People associate horror fiction with bleak plots and unhappy endings, but King is, despite his reputation, an extremely optimistic writer. Throughout his fiction, one sees a recurring motif of a benevolent force, often unnamed or unspoken, tat seeks to counterbalance the darkness faced by his characters. He has referred to this “the coming of the White” (probably not a term he uses anymore, given contemporary context), and it takes many forms: the hand that strikes the cleansing A bomb in The Stand, Maturin the turtle in the Dark Tower series and It (I assume it’s the same turtle, though I don’t think he gets a name), Father Callahan’s glowing cross in Salem’s Lot. Even if the main character dies (as he sometimes does) or tragedy strikes (as it almost always does), most King books conclude with a sense, at some level, of balance restored. The White sometimes comes late, but it comes.
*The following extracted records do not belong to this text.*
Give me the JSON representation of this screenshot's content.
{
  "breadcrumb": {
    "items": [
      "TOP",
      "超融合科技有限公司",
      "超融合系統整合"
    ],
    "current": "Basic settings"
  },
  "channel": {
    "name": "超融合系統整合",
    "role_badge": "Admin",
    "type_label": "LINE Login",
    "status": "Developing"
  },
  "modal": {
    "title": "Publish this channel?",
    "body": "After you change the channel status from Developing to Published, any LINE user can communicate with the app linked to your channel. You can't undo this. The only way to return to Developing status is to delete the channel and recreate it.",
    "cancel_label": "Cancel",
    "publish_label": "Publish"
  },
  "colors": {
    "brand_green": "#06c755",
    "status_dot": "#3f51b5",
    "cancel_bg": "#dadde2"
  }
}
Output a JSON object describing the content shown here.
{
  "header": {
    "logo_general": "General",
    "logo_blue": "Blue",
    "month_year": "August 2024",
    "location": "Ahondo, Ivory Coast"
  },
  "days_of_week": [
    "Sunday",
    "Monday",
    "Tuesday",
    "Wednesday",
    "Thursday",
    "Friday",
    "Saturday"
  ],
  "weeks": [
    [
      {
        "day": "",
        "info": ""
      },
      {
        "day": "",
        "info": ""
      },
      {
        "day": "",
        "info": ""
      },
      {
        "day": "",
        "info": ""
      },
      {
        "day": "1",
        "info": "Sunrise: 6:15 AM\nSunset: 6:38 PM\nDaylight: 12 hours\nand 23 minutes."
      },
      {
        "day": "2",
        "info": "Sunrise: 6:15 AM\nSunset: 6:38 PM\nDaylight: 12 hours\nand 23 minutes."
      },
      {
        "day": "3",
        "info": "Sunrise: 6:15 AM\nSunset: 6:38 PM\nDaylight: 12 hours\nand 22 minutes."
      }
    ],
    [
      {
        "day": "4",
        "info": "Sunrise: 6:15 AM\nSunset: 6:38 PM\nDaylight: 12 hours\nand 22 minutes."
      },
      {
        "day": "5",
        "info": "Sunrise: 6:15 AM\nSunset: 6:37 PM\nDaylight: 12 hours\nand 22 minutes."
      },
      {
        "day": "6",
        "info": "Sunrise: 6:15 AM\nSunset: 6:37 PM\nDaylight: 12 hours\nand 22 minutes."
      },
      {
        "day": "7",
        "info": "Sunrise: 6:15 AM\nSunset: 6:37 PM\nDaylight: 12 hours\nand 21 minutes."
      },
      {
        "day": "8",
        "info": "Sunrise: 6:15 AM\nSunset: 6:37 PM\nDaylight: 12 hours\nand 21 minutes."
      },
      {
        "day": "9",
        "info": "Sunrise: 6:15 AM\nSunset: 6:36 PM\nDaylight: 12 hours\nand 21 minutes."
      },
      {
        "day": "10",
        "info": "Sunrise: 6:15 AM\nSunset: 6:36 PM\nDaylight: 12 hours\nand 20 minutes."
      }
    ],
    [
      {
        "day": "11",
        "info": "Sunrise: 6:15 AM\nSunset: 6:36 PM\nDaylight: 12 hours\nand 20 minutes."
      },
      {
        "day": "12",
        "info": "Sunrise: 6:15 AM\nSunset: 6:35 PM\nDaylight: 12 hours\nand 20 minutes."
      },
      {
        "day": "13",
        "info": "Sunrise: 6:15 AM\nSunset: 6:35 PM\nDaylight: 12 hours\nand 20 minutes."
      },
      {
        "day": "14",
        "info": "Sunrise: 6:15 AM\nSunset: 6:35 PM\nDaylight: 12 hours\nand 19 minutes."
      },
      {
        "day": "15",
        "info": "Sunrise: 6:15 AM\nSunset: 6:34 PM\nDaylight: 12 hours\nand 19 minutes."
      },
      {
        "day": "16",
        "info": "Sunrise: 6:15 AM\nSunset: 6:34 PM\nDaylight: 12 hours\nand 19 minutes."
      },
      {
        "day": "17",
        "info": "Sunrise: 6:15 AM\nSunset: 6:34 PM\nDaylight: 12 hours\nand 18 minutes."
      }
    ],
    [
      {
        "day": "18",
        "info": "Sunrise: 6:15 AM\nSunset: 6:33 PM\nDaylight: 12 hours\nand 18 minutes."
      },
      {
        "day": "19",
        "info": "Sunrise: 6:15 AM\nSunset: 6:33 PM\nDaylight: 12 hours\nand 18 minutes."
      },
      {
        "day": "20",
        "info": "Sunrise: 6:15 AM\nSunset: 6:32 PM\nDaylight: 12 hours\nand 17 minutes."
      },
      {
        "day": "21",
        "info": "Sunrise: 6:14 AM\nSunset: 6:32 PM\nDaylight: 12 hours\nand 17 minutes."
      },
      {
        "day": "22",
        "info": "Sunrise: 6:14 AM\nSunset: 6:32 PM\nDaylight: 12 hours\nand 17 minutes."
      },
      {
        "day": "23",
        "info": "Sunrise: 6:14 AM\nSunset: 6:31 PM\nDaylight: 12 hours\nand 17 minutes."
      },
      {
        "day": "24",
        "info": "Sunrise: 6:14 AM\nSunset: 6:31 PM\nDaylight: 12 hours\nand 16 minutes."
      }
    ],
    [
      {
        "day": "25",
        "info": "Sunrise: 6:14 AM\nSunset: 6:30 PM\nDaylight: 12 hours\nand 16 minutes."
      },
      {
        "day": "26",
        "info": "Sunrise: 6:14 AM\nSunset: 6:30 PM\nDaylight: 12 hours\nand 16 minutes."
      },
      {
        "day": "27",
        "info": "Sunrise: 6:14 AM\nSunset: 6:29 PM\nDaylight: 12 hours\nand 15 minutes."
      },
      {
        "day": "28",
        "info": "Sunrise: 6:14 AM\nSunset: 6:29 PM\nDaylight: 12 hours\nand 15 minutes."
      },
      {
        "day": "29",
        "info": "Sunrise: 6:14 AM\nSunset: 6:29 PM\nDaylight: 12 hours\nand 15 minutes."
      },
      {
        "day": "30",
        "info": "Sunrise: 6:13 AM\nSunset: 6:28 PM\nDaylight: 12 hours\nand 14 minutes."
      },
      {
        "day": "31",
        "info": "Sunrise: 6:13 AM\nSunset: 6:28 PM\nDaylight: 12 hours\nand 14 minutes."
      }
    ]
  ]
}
Well, the White never shows up in Pet Sematary. I would consider it King’s darkest book, and appropriately so, for it deals with the horror that looms above all others in the heart of every parent: the death of a child. King is at his usual best setting up the town of Ludlow and building a friendship between Louis Creed, a doctor who moved his family to this sleepy town from Chicago, and Jud Crandall, one of King’s stalwart Maine lifers, who ayuhs his way into Louis’ heart. When the family cat dies while Louis’ wife and kids are away, Jud shows Louis a way to bring it back by burying it in an old Mi’kmaq burial ground. The cat comes back, just like the song says, but it comes back wrong. This proof of concept, however troubling, is enough to goad Louis into repeating the experiment with his own son, after the boy is killed by a truck.
The result is King’s most potent morality play, a profound metaphor on the destructive power of grief, and how if improperly channeled, it rips apart those it flows through.
Or at least, it should be.
If the book has a weakness, it is King’s repeated suggestions that the burial ground itself is manipulating things, and that the characters are only one step up from puppets in the malevolent land’s pantomime. I assume King did this to help explain some of the characters’ more irrational choices, but I think it is a mistake. The characters do indeed act irrationally, but grief is irrational. Knowing everything Louis knew at the time—that the ground had the power of resurrection, but the creatures that come from it don’t feel quite right, and secondhand accounts of human resurrections were disastrous—and faced with the death of one of my own children, would I make a different choice? I like to think I would, but any parent who says so with certainly is lying to themselves and to you.
I think Pet Sematary would be a stronger book with the references to the Sematary’s manipulations cut out. But even with them in, it’s a hell of a book. One of King’s best.